"Elsa Triolet n'aura eu de cesse de manier la langue pour mettre en mots le monde, l'homme, la femme, pour dire l'amour et la détresse, la solitude et les espoirs, le drame de la vieillesse, l'incandescence de la création." Par cette déclaration élogieuse, le directeur de la Maison Triolet-Aragon Guillaume Roubaud-Quashie illustre le talent immortel de la romancière, traductrice, critique, journaliste.
Un portrait réalisé pour une occasion précise : celle de la sortie du timbre à son effigie, dès le 14 juin 2021 dans certains bureaux de poste - et le 12 juin à Paris et à Saint-Arnoult-en-Yvelines (78). La pièce, conçue par la graphiste Ségolène Carron à partir d'un cliché de la photographe Gisèle Freund et éditée par La Poste, succède au timbre de Simone de Beauvoir, et invite à (re)découvrir le parcours iconique d'une grande penseuse.
Elsa Triolet est née Ella Yourievna Kagan, en Russie, de parents juifs intellectuels. La jeune femme fait de brillantes études, fréquentent les milieux révolutionnaires de Moscou et, en 1919, alors qu'elle déplore les conséquences humaines d'un mouvement dont elle embrassait pourtant les idées, émigre à Paris avec son mari, un officier français en poste à Moscou du nom d'André Triolet.
Si leur union ne dure pas, sa passion pour le pays et les lettres, elle, perdurera jusqu'à sa mort, en 1970. Elsa Triolet n'aura d'ailleurs de cesse de faire découvrir les richesses de ses deux cultures à l'une et l'autre. Elle se fait ainsi la traductrice du français au russe des oeuvres de Céline comme du poète Aragon - son compagnon - puis du russe au français des livres de Gogol, Tchékhov, Maïakovski...
Remariée à Louis Aragon le 28 février 1939, elle s'engage pleinement dans la Résistance dans la zone Sud (à Lyon et dans la Drôme) lors de la Seconde guerre mondiale, contribuant notamment à faire paraître plusieurs revues qui relaient des informations cruciales des lignes alliées, et encouragent les lecteurs à se comporter en "soldats français", révèle le Musée de la Résistance.
A la libération, elle remporte le prix Goncourt, premier attribué à une femme, pour son roman Le premier accroc coûte deux cents francs, phrase qui annonçait le débarquement en Provence. "Mais ce temps change vite et le vent glacial de la guerre froide ne tarde pas à éloigner Triolet des belles tribunes d'honneur. Anticommunisme et misogynie convergent pour tenir l'écrivaine dans l'ombre", poursuit Guillaume Roubaud-Quashie.

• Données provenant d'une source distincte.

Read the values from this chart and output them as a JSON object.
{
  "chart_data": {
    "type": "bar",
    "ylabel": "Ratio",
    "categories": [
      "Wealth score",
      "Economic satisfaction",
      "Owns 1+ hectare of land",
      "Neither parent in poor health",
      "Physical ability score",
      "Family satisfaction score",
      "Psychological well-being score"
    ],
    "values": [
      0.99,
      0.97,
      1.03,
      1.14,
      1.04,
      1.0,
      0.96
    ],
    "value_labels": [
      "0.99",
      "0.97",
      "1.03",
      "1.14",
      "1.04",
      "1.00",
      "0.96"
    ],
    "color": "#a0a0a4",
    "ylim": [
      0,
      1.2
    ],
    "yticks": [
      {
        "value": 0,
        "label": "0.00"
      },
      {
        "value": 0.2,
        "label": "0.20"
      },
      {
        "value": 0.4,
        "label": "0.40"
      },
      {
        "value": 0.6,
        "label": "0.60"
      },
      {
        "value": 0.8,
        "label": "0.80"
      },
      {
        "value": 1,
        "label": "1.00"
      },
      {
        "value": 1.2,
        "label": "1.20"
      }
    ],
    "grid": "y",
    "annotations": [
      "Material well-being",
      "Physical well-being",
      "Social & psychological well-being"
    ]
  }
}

Une injustice qui ne l'empêchera pas de poursuivre sa carrière et, bien des années après sa disparition, d'inspirer encore de nombreuses générations. "On ne dira jamais assez pourquoi Elsa est un honneur pour la littérature française", déclarait Edmonde Charles-Roux, citée par le directeur de la Maison Triolet-Aragon. Avec ce timbre, La Poste contribue au moins à la célébrer.